Squalid, faded and time-stained, like Falstaff’s rabble of recruits, this long row struck sinister to the eye. Any stranger, seeing what blight had fallen ominous and threatening all about him, seeing on door after door the same repeated name, might well guess the whole ugly story. For this long, forlorn row housed Bennett’s General Stores. Bennett sold everything but tunnels.
Here was Neighbor’s nearest errand. After a little delay he was shown into the great man’s private office.

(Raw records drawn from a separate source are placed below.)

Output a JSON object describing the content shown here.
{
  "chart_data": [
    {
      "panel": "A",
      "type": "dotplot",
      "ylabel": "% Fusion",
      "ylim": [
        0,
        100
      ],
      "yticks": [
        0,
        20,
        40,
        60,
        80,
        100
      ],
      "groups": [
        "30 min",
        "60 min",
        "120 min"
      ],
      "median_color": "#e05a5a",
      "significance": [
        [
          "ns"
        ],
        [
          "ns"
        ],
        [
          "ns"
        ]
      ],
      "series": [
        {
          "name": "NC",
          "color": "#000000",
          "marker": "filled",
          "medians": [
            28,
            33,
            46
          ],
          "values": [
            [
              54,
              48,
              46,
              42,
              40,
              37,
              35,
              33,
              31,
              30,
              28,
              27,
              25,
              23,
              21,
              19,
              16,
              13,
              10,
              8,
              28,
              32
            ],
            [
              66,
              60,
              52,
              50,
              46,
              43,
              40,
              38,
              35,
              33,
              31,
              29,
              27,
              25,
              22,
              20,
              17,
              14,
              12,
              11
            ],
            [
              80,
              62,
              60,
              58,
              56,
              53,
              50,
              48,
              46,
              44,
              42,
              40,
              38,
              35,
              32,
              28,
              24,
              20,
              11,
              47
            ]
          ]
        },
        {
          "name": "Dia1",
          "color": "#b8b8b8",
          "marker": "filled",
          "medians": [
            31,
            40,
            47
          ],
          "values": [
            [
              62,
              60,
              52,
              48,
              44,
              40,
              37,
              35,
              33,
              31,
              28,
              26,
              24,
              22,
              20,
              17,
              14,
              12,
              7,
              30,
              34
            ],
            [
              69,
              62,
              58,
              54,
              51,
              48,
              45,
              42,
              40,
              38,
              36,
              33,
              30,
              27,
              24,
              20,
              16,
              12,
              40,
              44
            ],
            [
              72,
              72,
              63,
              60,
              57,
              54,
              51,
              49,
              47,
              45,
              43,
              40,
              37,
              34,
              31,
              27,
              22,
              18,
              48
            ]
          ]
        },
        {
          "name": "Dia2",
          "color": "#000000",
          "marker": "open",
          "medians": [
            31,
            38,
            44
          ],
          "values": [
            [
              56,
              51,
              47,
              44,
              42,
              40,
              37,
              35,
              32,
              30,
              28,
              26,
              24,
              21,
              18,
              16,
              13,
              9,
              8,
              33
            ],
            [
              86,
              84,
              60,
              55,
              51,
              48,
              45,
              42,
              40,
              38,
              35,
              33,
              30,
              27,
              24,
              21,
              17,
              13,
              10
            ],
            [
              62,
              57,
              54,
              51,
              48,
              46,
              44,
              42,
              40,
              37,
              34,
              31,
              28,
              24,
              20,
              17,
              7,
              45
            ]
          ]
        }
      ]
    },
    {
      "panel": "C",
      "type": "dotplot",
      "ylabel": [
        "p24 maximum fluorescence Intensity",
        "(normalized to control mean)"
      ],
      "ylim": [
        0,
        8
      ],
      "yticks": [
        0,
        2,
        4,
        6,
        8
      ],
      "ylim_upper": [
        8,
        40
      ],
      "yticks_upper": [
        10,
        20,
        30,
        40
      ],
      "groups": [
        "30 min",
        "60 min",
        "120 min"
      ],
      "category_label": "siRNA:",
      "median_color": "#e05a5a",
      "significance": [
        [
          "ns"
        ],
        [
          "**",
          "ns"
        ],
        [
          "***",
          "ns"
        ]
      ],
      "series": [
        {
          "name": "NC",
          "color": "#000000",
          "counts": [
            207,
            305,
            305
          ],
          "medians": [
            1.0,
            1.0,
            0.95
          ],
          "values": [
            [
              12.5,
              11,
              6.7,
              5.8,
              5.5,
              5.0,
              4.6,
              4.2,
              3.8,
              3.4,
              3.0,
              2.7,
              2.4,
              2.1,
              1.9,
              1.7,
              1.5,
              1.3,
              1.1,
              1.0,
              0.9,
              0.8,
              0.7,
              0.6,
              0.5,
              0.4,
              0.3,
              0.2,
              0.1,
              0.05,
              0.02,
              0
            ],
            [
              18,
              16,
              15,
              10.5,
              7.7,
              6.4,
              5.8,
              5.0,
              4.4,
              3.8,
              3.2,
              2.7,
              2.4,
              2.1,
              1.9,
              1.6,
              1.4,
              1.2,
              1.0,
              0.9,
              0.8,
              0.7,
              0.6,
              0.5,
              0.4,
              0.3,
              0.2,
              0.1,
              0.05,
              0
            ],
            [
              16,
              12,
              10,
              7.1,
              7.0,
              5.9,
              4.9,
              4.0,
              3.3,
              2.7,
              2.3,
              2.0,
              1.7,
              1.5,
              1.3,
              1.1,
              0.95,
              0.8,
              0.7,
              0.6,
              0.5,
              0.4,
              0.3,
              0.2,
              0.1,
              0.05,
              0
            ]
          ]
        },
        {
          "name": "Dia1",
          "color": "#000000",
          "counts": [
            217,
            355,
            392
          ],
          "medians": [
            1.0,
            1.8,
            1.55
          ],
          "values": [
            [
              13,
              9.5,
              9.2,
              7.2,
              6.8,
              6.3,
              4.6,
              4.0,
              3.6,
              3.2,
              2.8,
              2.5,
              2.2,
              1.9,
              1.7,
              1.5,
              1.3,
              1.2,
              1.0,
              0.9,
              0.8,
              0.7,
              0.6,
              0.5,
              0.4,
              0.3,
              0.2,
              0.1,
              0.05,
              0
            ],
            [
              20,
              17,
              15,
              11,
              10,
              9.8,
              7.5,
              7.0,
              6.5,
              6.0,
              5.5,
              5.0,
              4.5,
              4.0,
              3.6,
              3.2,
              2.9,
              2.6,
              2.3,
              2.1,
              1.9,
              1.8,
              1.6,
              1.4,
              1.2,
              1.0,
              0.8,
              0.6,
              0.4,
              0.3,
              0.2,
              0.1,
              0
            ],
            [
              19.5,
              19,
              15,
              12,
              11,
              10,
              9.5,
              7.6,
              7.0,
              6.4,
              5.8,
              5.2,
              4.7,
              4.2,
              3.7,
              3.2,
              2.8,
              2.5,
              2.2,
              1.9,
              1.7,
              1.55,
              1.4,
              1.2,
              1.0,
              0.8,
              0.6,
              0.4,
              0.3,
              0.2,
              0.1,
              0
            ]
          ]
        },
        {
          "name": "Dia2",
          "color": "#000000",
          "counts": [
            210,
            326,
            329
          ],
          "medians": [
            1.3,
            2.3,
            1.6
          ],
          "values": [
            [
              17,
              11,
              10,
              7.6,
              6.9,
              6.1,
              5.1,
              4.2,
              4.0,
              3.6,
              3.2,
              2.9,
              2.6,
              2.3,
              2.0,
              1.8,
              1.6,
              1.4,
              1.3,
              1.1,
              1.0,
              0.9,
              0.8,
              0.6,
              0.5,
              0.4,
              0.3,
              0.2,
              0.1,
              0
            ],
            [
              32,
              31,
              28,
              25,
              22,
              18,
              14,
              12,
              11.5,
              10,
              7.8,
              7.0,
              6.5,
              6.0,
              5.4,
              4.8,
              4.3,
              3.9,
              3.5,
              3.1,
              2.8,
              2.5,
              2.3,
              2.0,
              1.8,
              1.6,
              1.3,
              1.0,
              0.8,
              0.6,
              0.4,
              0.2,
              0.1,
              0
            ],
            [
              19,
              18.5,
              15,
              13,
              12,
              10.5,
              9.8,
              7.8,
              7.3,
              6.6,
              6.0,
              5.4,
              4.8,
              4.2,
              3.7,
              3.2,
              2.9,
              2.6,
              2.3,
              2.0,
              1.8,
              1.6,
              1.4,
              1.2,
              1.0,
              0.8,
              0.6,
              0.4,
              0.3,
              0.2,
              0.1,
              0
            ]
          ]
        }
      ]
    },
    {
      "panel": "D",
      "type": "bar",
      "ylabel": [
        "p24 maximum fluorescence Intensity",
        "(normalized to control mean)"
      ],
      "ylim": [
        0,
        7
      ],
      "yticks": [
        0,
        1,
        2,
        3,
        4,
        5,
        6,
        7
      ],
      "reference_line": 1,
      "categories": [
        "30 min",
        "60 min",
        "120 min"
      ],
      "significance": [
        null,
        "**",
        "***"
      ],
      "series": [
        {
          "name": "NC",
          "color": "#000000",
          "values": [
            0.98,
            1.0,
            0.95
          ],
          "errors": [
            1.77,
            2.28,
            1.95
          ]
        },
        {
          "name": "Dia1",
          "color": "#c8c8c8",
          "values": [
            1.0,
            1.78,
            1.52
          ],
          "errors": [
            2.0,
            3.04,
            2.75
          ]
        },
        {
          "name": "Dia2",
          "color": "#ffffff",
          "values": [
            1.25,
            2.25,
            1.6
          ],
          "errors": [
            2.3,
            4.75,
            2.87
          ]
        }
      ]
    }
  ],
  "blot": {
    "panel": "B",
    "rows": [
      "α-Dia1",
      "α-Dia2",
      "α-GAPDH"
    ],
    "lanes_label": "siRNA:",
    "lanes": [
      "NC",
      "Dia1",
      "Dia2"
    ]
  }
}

Bennett turned slowly in his revolving chair; a tall spare man, with a thin straggle of sandy hair and a sharp, narrow face, close-shaven; which might have been a pleasant face but for a pinched and cruel mouth, a mean, pinched nose, and a shifty eye.
Here arose a curious contradiction. The man had held the whip hand for years, his conscious manner was overbearing and arrogant, but his eyes betrayed him, and all the unconscious lines of his face were slinking and furtive. He now wore an austere frown.
“Mr. Jones, I hear you have been gambling.”
“Oh, si!” said Mr. Jones; and he made those simple words convey enthusiasm, brightness and joy. “And—but, also, what do you suppose I hear about you? Give you three guesses.”
“What!” Bennett gasped incredulously; he crashed his fist down on the desk. “How about that mortgage?”
Jones beamed triumphant.
“You see? You don’t like it yourself—meddlin’, pryin’ and loose talk.”